Boston Globe - Boston,MA,USA
Expert: New Disaster Flick Gets Mechanism of Global Warming Right, But Its Timing Is All Wrong
By Ascribe, 5/10/2004 16:09
DURHAM, N.C., May 10 (AScribe Newswire) -- The cataclysmic ice age scenario depicted in the upcoming movie, ''The Day After Tomorrow,'' gets the mechanics of global warming mostly right, but wildly exaggerates the speed at which it might occur, says a Duke University oceanographer who studies North Atlantic ocean currents.

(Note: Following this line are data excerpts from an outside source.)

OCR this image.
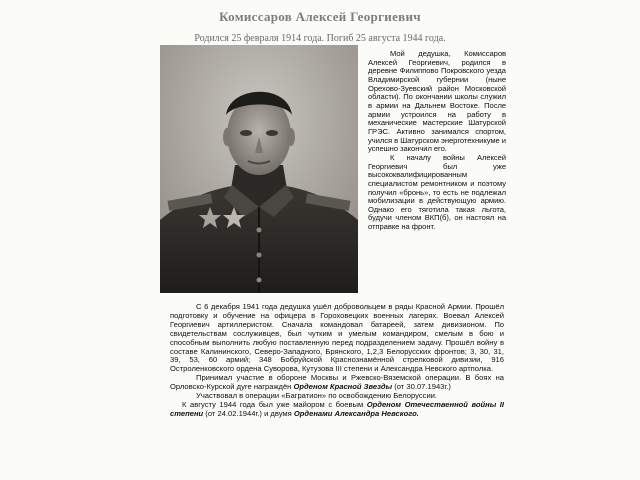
Комиссаров Алексей Георгиевич
Родился 25 февраля 1914 года. Погиб 25 августа 1944 года.

Мой дедушка, Комиссаров Алексей Георгиевич, родился в деревне Филиппово Покровского уезда Владимирской губернии (ныне Орехово-Зуевский район Московской области). По окончании школы служил в армии на Дальнем Востоке. После армии устроился на работу в механические мастерские Шатурской ГРЭС. Активно занимался спортом, учился в Шатурском энерготехникуме и успешно закончил его.

К началу войны Алексей Георгиевич был уже высококвалифицированным специалистом ремонтником и поэтому получил «бронь», то есть не подлежал мобилизации в действующую армию. Однако его тяготила такая льгота, будучи членом ВКП(б), он настоял на отправке на фронт.

С 6 декабря 1941 года дедушка ушёл добровольцем в ряды Красной Армии. Прошёл подготовку и обучение на офицера в Гороховецких военных лагерях. Воевал Алексей Георгиевич артиллеристом. Сначала командовал батареей, затем дивизионом. По свидетельствам сослуживцев, был чутким и умелым командиром, смелым в бою и способным выполнить любую поставленную перед подразделением задачу. Прошёл войну в составе Калининского, Северо-Западного, Брянского, 1,2,3 Белорусских фронтов; 3, 30, 31, 39, 53, 60 армий; 348 Бобруйской Краснознамённой стрелковой дивизии, 916 Остроленковского ордена Суворова, Кутузова III степени и Александра Невского артполка.

Принимал участие в обороне Москвы и Ржевско-Вяземской операции. В боях на Орловско-Курской дуге награждён Орденом Красной Звезды (от 30.07.1943г.)

Участвовал в операции «Багратион» по освобождению Белоруссии.

К августу 1944 года был уже майором с боевым Орденом Отечественной войны II степени (от 24.02.1944г.) и двумя Орденами Александра Невского.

''The type of global climate change that happens in the movie -- where global warming diverts warm ocean currents and plunges the world abruptly into a new ice age -- could possibly happen in real life, but it would take many, many decades or even a century or more,'' said Susan Lozier, the Truman and Nellie Semans/Alex Brown & Sons Associate Professor of Earth and Oceans Sciences at Duke's Nicholas School of the Environment and Earth Sciences.
''Hollywood time is not, obviously, the same as geological time,'' Lozier said.
Lozier is a principal investigator in a five-year, National Science Foundation-funded study of the circulation pathways of North Atlantic currents, and has published findings from her work in Science, the Journal of Physical Oceanography and other leading journals.